German automakers, which are struggling with the costly transition to electric vehicles, stiff competition from Chinese rivals and bloated costs, and pharmaceuticals groups would be hit particularly hard. The US takes 13 per cent of all German overseas car sales and 22 per cent of its pharma exports. Estimates from the Ifo think-tank suggest both would crash by a third in a full-blown trade war.
Even on their home market, life for German companies will get tougher. Many economists warn that Chinese producers will divert discounted products into the EU if they face even higher US tariffs than their European counterparts.
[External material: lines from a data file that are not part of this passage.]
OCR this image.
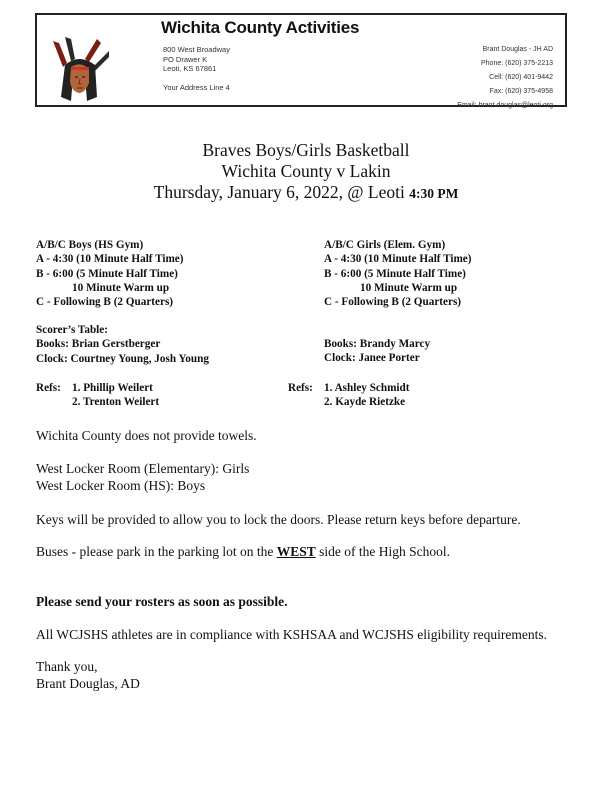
Wichita County Activities
800 West Broadway
PO Drawer K
Leoti, KS 67861
Your Address Line 4
Brant Douglas - JH AD
Phone: (620) 375-2213
Cell: (620) 401-9442
Fax: (620) 375-4958
Email: brant.douglas@leoti.org
Braves Boys/Girls Basketball
Wichita County v Lakin
Thursday, January 6, 2022, @ Leoti 4:30 PM
A/B/C Boys (HS Gym)
A - 4:30 (10 Minute Half Time)
B - 6:00 (5 Minute Half Time)
10 Minute Warm up
C - Following B (2 Quarters)
A/B/C Girls (Elem. Gym)
A - 4:30 (10 Minute Half Time)
B - 6:00 (5 Minute Half Time)
10 Minute Warm up
C - Following B (2 Quarters)
Scorer’s Table:
Books: Brian Gerstberger
Clock: Courtney Young, Josh Young
Books: Brandy Marcy
Clock: Janee Porter
Refs: 1. Phillip Weilert
2. Trenton Weilert
Refs: 1. Ashley Schmidt
2. Kayde Rietzke
Wichita County does not provide towels.
West Locker Room (Elementary): Girls
West Locker Room (HS): Boys
Keys will be provided to allow you to lock the doors. Please return keys before departure.
Buses - please park in the parking lot on the WEST side of the High School.
Please send your rosters as soon as possible.
All WCJSHS athletes are in compliance with KSHSAA and WCJSHS eligibility requirements.
Thank you,
Brant Douglas, AD
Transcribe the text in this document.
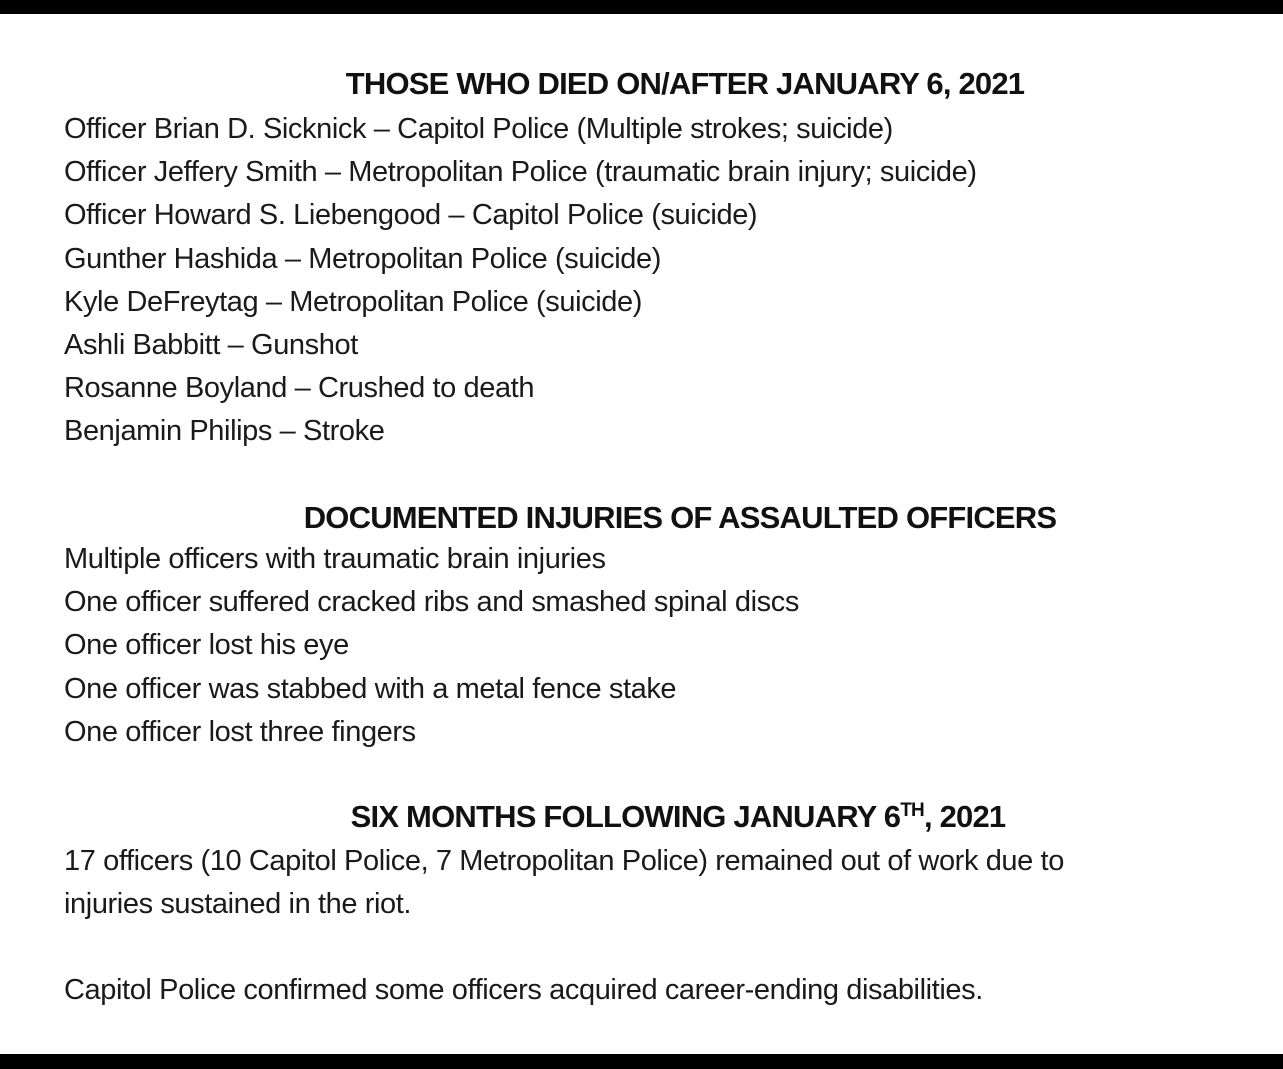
THOSE WHO DIED ON/AFTER JANUARY 6, 2021
Officer Brian D. Sicknick – Capitol Police (Multiple strokes; suicide)
Officer Jeffery Smith – Metropolitan Police (traumatic brain injury; suicide)
Officer Howard S. Liebengood – Capitol Police (suicide)
Gunther Hashida – Metropolitan Police (suicide)
Kyle DeFreytag – Metropolitan Police (suicide)
Ashli Babbitt – Gunshot
Rosanne Boyland – Crushed to death
Benjamin Philips – Stroke
DOCUMENTED INJURIES OF ASSAULTED OFFICERS
Multiple officers with traumatic brain injuries
One officer suffered cracked ribs and smashed spinal discs
One officer lost his eye
One officer was stabbed with a metal fence stake
One officer lost three fingers
SIX MONTHS FOLLOWING JANUARY 6TH, 2021

17 officers (10 Capitol Police, 7 Metropolitan Police) remained out of work due to
injuries sustained in the riot.

Capitol Police confirmed some officers acquired career-ending disabilities.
While this could help ease EU inflation, domestic manufacturers’ would face increased competition and margins would be further squeezed.
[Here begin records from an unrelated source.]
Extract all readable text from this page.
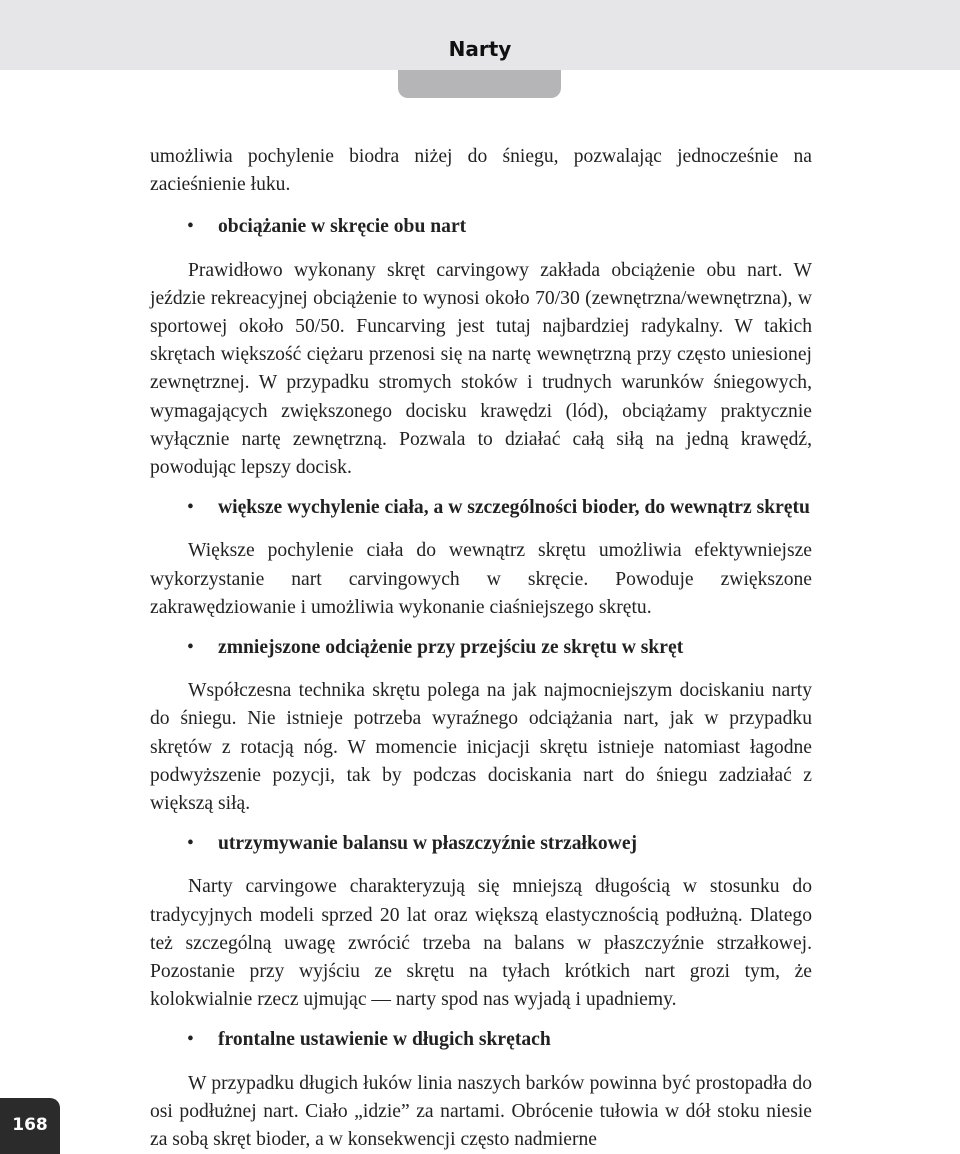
Narty

umożliwia pochylenie biodra niżej do śniegu, pozwalając jednocześnie na zacieśnienie łuku.

• obciążanie w skręcie obu nart

Prawidłowo wykonany skręt carvingowy zakłada obciążenie obu nart. W jeździe rekreacyjnej obciążenie to wynosi około 70/30 (zewnętrzna/wewnętrzna), w sportowej około 50/50. Funcarving jest tutaj najbardziej radykalny. W takich skrętach większość ciężaru przenosi się na nartę wewnętrzną przy często uniesionej zewnętrznej. W przypadku stromych stoków i trudnych warunków śniegowych, wymagających zwiększonego docisku krawędzi (lód), obciążamy praktycznie wyłącznie nartę zewnętrzną. Pozwala to działać całą siłą na jedną krawędź, powodując lepszy docisk.

• większe wychylenie ciała, a w szczególności bioder, do wewnątrz skrętu

Większe pochylenie ciała do wewnątrz skrętu umożliwia efektywniejsze wykorzystanie nart carvingowych w skręcie. Powoduje zwiększone zakrawędziowanie i umożliwia wykonanie ciaśniejszego skrętu.

• zmniejszone odciążenie przy przejściu ze skrętu w skręt

Współczesna technika skrętu polega na jak najmocniejszym dociskaniu narty do śniegu. Nie istnieje potrzeba wyraźnego odciążania nart, jak w przypadku skrętów z rotacją nóg. W momencie inicjacji skrętu istnieje natomiast łagodne podwyższenie pozycji, tak by podczas dociskania nart do śniegu zadziałać z większą siłą.

• utrzymywanie balansu w płaszczyźnie strzałkowej

Narty carvingowe charakteryzują się mniejszą długością w stosunku do tradycyjnych modeli sprzed 20 lat oraz większą elastycznością podłużną. Dlatego też szczególną uwagę zwrócić trzeba na balans w płaszczyźnie strzałkowej. Pozostanie przy wyjściu ze skrętu na tyłach krótkich nart grozi tym, że kolokwialnie rzecz ujmując — narty spod nas wyjadą i upadniemy.

• frontalne ustawienie w długich skrętach

W przypadku długich łuków linia naszych barków powinna być prostopadła do osi podłużnej nart. Ciało „idzie” za nartami. Obrócenie tułowia w dół stoku niesie za sobą skręt bioder, a w konsekwencji często nadmierne

168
A decline in German manufacturing — industrial production is 10 per cent below its pre-pandemic level of December 2019, according to official statistics — has not been arrested at a time when other OECD countries including the US and South Korea are boosting output.
The few optimists left are basing their hopes partially on experiences from Trump’s first term, arguing that he created a lot of noise about tariffs but actually imposed only limited levies.
This time, Trump may use the threat of tariffs as a way of extracting policy concessions from allies such as on the push to decouple from China, said Neal Shearing of Capital Economics.
“Germany is critically important in this regard, given that of the major European economies it is the one that has the closest economic ties to China.”
Some of the negative impact on Germany could be mitigated if US demand is stoked up by Trump’s plans for tax cuts, bolstering appetite for German imports — especially if the US dollar continues to appreciate against the euro.
Bert Flossbach, a German investment veteran, is also relatively unfazed, saying many German manufacturers have set up a large US production footprint that would help offset tariffs.
The German Association of the Automotive Industry points out that retaliatory moves by Berlin would hurt American autoworkers — half of the 900,000 vehicles made each year in the US by Volkswagen, Mercedes and BMW are sold outside the country.
Adds Flossbach: “Things of course will become more messy, but I don’t see that the trade dispute [in itself] will result in a mega crisis.”